The DoJ said in a statement that combination of AT&T/DirecTV’s vast video distribution infrastructure and Time Warner’s popular television programming would be one of the largest mergers in American history. Time Warner’s network offerings include TBS, TNT, CNN, Cartoon Network, HBO and Cinemax, and its programming includes Game of Thrones, NCAA’s March Madness, and substantial numbers of MLB and NBA regular season and playoff games.
According to the complaint, which was filed in the United States District Court for the District of Columbia, the combined company would use its control over Time Warner’s valuable and highly popular networks to hinder its rivals by forcing them to pay hundreds of millions of dollars more per year for the right to distribute those networks. The combined company would also use its increased power to slow the industry’s transition to new and exciting video distribution models that provide greater choice for consumers, resulting in fewer innovative offerings and higher bills for American families.
As AT&T itself has expressly acknowledged, distributors with control over popular programming “have the incentive and ability to use . . . that control as a weapon to hinder competition.” And, as DirecTV itself has explained, such vertically integrated programmers “can much more credibly threaten to withhold programming from rival [distributors]” and can “use such threats to demand higher prices and more favorable terms.” This merger would create just such a vertically integrated programmer and cause precisely such harms to competition.
“This merger would greatly harm American consumers.
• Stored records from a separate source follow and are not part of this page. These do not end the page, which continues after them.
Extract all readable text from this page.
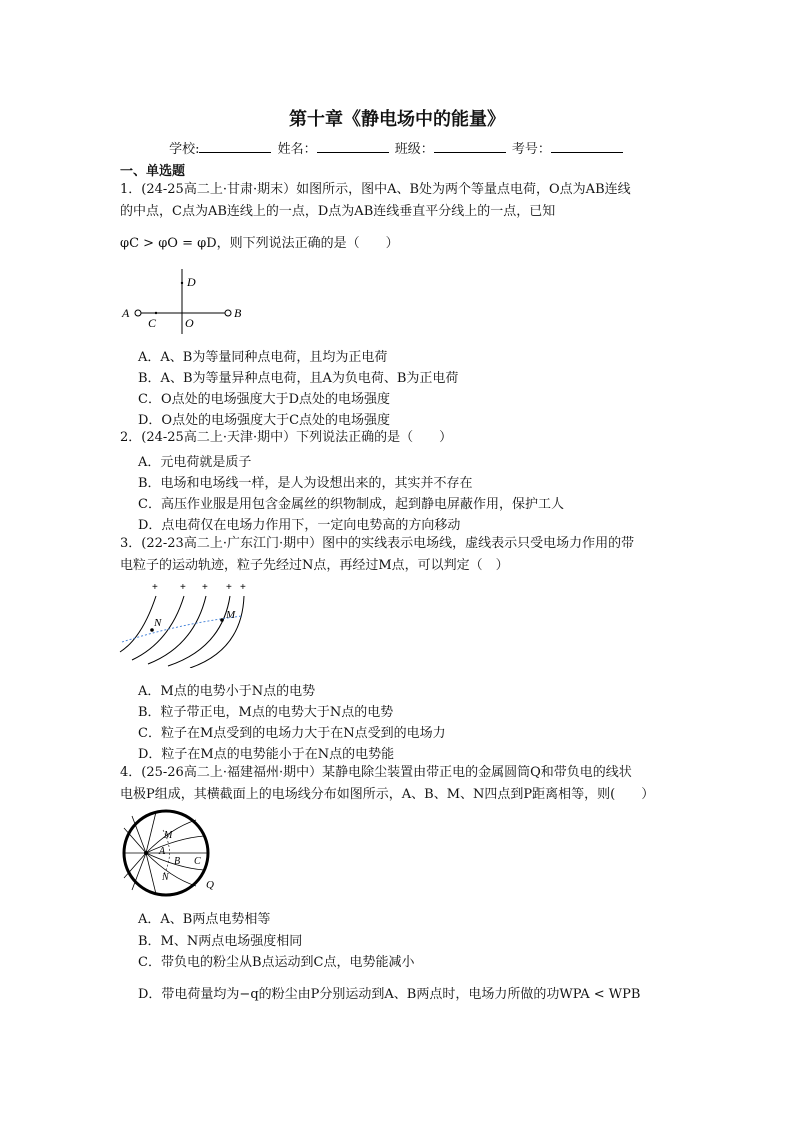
第十章《静电场中的能量》
学校:	姓名：	班级：	考号：
一、单选题
1．(24-25高二上·甘肃·期末）如图所示，图中A、B处为两个等量点电荷，O点为AB连线
的中点，C点为AB连线上的一点，D点为AB连线垂直平分线上的一点，已知
φC > φO = φD，则下列说法正确的是（　　）
D
A
C O
B
A．A、B为等量同种点电荷，且均为正电荷
B．A、B为等量异种点电荷，且A为负电荷、B为正电荷
C．O点处的电场强度大于D点处的电场强度
D．O点处的电场强度大于C点处的电场强度
2．(24-25高二上·天津·期中）下列说法正确的是（　　）
A．元电荷就是质子
B．电场和电场线一样，是人为设想出来的，其实并不存在
C．高压作业服是用包含金属丝的织物制成，起到静电屏蔽作用，保护工人
D．点电荷仅在电场力作用下，一定向电势高的方向移动
3．(22-23高二上·广东江门·期中）图中的实线表示电场线，虚线表示只受电场力作用的带
电粒子的运动轨迹，粒子先经过N点，再经过M点，可以判定（　）
+ + + + +
N
M
A．M点的电势小于N点的电势
B．粒子带正电，M点的电势大于N点的电势
C．粒子在M点受到的电场力大于在N点受到的电场力
D．粒子在M点的电势能小于在N点的电势能
4．(25-26高二上·福建福州·期中）某静电除尘装置由带正电的金属圆筒Q和带负电的线状
电极P组成，其横截面上的电场线分布如图所示，A、B、M、N四点到P距离相等，则(　　）
M
A
B C
N
Q
A．A、B两点电势相等
B．M、N两点电场强度相同
C．带负电的粉尘从B点运动到C点，电势能减小
D．带电荷量均为−q的粉尘由P分别运动到A、B两点时，电场力所做的功WPA < WPB
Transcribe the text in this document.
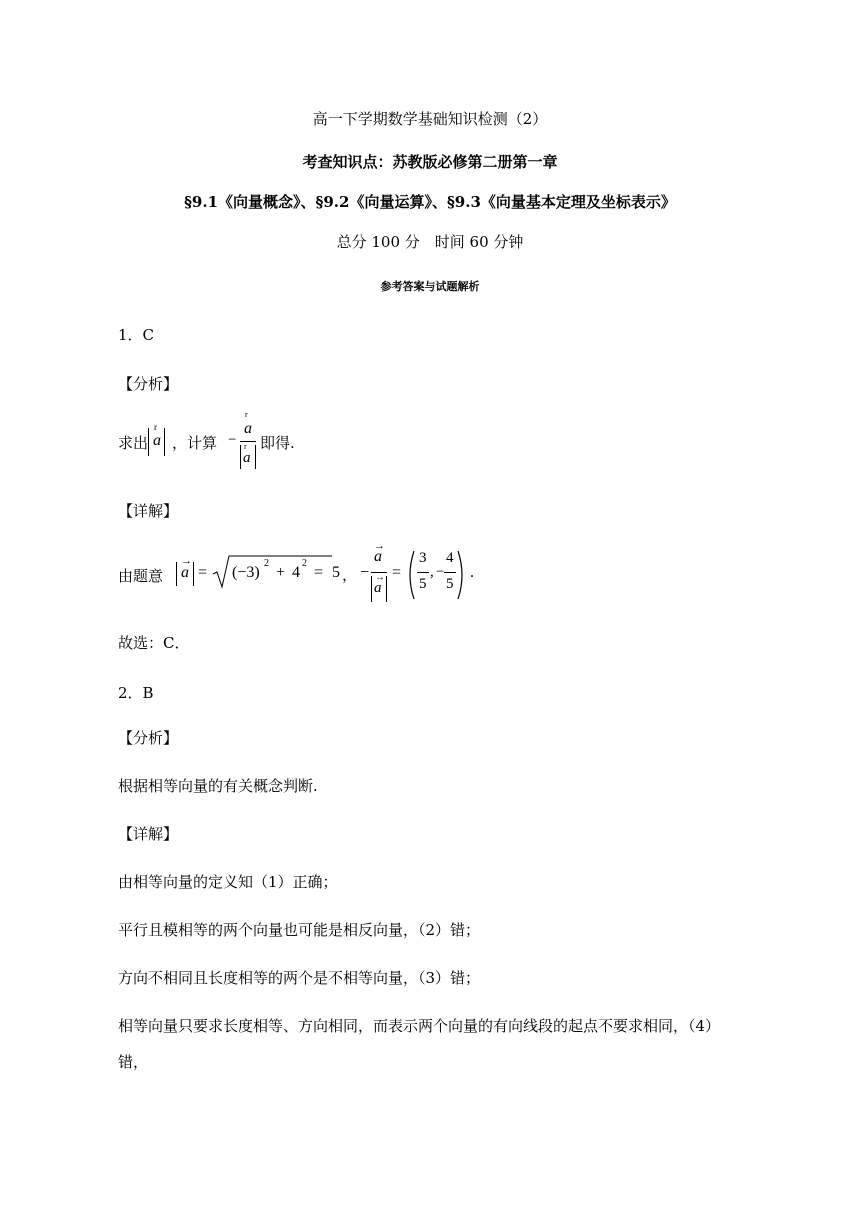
高一下学期数学基础知识检测（2）
考查知识点：苏教版必修第二册第一章
§9.1《向量概念》、§9.2《向量运算》、§9.3《向量基本定理及坐标表示》
总分 100 分　时间 60 分钟
参考答案与试题解析
1．C
【分析】
求出
r
a ，计算 −
r
a
r
a
即得.
【详解】
由题意
→
a = (−3)
2
+ 4
2
= 5 ， −
→
a
→
a
=
3
5
, −
4
5
.
故选：C．
2．B
【分析】
根据相等向量的有关概念判断.
【详解】
由相等向量的定义知（1）正确；
平行且模相等的两个向量也可能是相反向量，（2）错；
方向不相同且长度相等的两个是不相等向量，（3）错；
相等向量只要求长度相等、方向相同，而表示两个向量的有向线段的起点不要求相同，（4）
错，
It would mean higher monthly television bills and fewer of the new, emerging innovative options that consumers are beginning to enjoy,” said Assistant Attorney General Makan Delrahim of the Department’s Antitrust Division. “AT&T/DirecTV’s combination with Time Warner is unlawful, and absent an adequate remedy that would fully prevent the harms this merger would cause, the only appropriate action for the Department of Justice is to seek an injunction from a federal judge blocking the entire transaction.”
“The merger would also enable the merged company to impede disruptive competition from online video distributors, competition that has allowed consumers greater choices at cheaper prices,” Delrahim further explained. As noted in the complaint, AT&T/DirecTV describes the traditional, big bundle pay-TV model as a “cash cow” and “the golden goose.” If permitted to merge, AT&T/DirecTV/Time Warner would have the incentive and ability to charge more for Time Warner’s popular networks and take other actions to discourage future competitors from entering the marketplace altogether. For example, the merged firm would likely use its control of Time Warner’s programming, which is important for emerging online video distributors, to hinder those innovative distributors. Indeed, a senior Time Warner executive has stated that they have leverage over an online video distributor, whose offering would be “[expletive] without Turner.” That leverage would only increase if the merger were allowed to proceed.